The old man shook his head slowly. “No, you have not. I am no priest of that faith some of you wear around your neck, under your clothes where you think the others will not see.” Strangely, it was Nacht who started at that, dropping the curved razor he had selected. “I am a priest of something much older, and it is by that covenant that you will die tonight, for the sins of youth and folly. I have tried to offer you salvation, but as always, youth will break before it will bow its pride. Don Vazquez, my old servant, he knows this wisdom, and so he has sent you to me. After all, there is a debt between us, although not in the direction you suspected. And I am so very hungry.”

Diego shouted at the others to kill him, to end his mad babbling. He was tired of the fool, tired of this job, and tired of this place. They stabbed him again and again, wounds designed to kill, not maim, and still he only bled and shook, until at last the old man’s naked flesh rippled, as if an ocean was in his guts, and with a great crack, the shell of him broke open. Flesh poured forth into the room as a tide, as a vicious sea that smashed them against the floors and walls, crushing until their blood ran red with his.

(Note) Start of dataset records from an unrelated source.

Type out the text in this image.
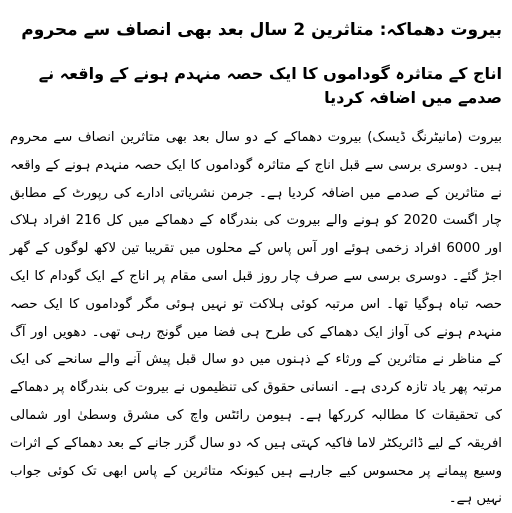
بیروت دھماکہ: متاثرین 2 سال بعد بھی انصاف سے محروم
اناج کے متاثرہ گوداموں کا ایک حصہ منہدم ہونے کے واقعہ نے صدمے میں اضافہ کردیا

بیروت (مانیٹرنگ ڈیسک) بیروت دھماکے کے دو سال بعد بھی متاثرین انصاف سے محروم ہیں۔ دوسری برسی سے قبل اناج کے متاثرہ گوداموں کا ایک حصہ منہدم ہونے کے واقعہ نے متاثرین کے صدمے میں اضافہ کردیا ہے۔ جرمن نشریاتی ادارے کی رپورٹ کے مطابق چار اگست 2020 کو ہونے والے بیروت کی بندرگاہ کے دھماکے میں کل 216 افراد ہلاک اور 6000 افراد زخمی ہوئے اور آس پاس کے محلوں میں تقریبا تین لاکھ لوگوں کے گھر اجڑ گئے۔ دوسری برسی سے صرف چار روز قبل اسی مقام پر اناج کے ایک گودام کا ایک حصہ تباہ ہوگیا تھا۔ اس مرتبہ کوئی ہلاکت تو نہیں ہوئی مگر گوداموں کا ایک حصہ منہدم ہونے کی آواز ایک دھماکے کی طرح ہی فضا میں گونج رہی تھی۔ دھویں اور آگ کے مناظر نے متاثرین کے ورثاء کے ذہنوں میں دو سال قبل پیش آنے والے سانحے کی ایک مرتبہ پھر یاد تازہ کردی ہے۔ انسانی حقوق کی تنظیموں نے بیروت کی بندرگاہ پر دھماکے کی تحقیقات کا مطالبہ کررکھا ہے۔ ہیومن رائٹس واچ کی مشرق وسطیٰ اور شمالی افریقہ کے لیے ڈائریکٹر لاما فاکیہ کہتی ہیں کہ دو سال گزر جانے کے بعد دھماکے کے اثرات وسیع پیمانے پر محسوس کیے جارہے ہیں کیونکہ متاثرین کے پاس ابھی تک کوئی جواب نہیں ہے۔
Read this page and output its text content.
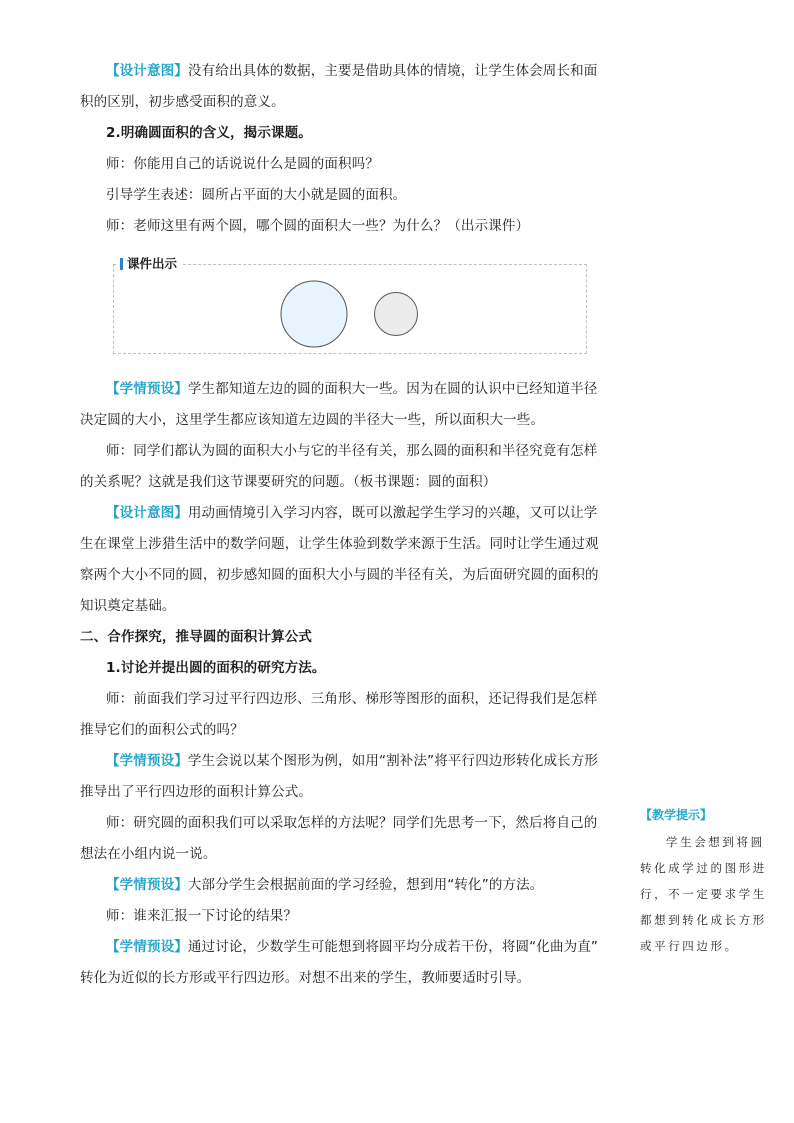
【设计意图】没有给出具体的数据，主要是借助具体的情境，让学生体会周长和面
积的区别，初步感受面积的意义。
2.明确圆面积的含义，揭示课题。
师：你能用自己的话说说什么是圆的面积吗？
引导学生表述：圆所占平面的大小就是圆的面积。
师：老师这里有两个圆，哪个圆的面积大一些？为什么？（出示课件）
课件出示
【学情预设】学生都知道左边的圆的面积大一些。因为在圆的认识中已经知道半径
决定圆的大小，这里学生都应该知道左边圆的半径大一些，所以面积大一些。
师：同学们都认为圆的面积大小与它的半径有关，那么圆的面积和半径究竟有怎样
的关系呢？这就是我们这节课要研究的问题。（板书课题：圆的面积）
【设计意图】用动画情境引入学习内容，既可以激起学生学习的兴趣，又可以让学
生在课堂上涉猎生活中的数学问题，让学生体验到数学来源于生活。同时让学生通过观
察两个大小不同的圆，初步感知圆的面积大小与圆的半径有关，为后面研究圆的面积的
知识奠定基础。
二、合作探究，推导圆的面积计算公式
1.讨论并提出圆的面积的研究方法。
师：前面我们学习过平行四边形、三角形、梯形等图形的面积，还记得我们是怎样
推导它们的面积公式的吗？
【学情预设】学生会说以某个图形为例，如用“割补法”将平行四边形转化成长方形
推导出了平行四边形的面积计算公式。
师：研究圆的面积我们可以采取怎样的方法呢？同学们先思考一下，然后将自己的
想法在小组内说一说。
【学情预设】大部分学生会根据前面的学习经验，想到用“转化”的方法。
师：谁来汇报一下讨论的结果？
【学情预设】通过讨论，少数学生可能想到将圆平均分成若干份，将圆“化曲为直”
转化为近似的长方形或平行四边形。对想不出来的学生，教师要适时引导。
【教学提示】
学生会想到将圆
转化成学过的图形进
行，不一定要求学生
都想到转化成长方形
或平行四边形。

The guards outside stood quiet and unmoving in black hoods and robes that masked them completely, down to the gloves upon their hands. Before them, on a table, stood a sandglass carefully measured to give precisely one hour. As the last grains ran through it, two of them turned, unlocking the door with mechanical precision. Stepping inside, they regarded the old man who knelt on the hard stone floor, hands clasped in prayer before the crude altar. There was nothing else in the room, of course. There had perhaps been something else once, but they had forgotten. As they stood there, the old man slowly rose and turned to face them, holding up his hands.

“I am afraid that I have lost my manacles again, for which I apologize. Perhaps they can wait until tomorrow? I am tired now, and I would like to return to my cell to sleep.”

Perhaps he was not as old as he had been. As he walked through the halls with them, it seemed there was vigor in his step once more, and a light in his clear eyes that had not been there. The guards did not speak of these things. They forgot, as they had been paid to do.

On a hill, in the dark of the night, sat the Prison. Around it, the city was also busy forgetting, and some miles away, Don Vazquez sat looking silently into the night. The air was cold, he told himself, and that was why he shivered.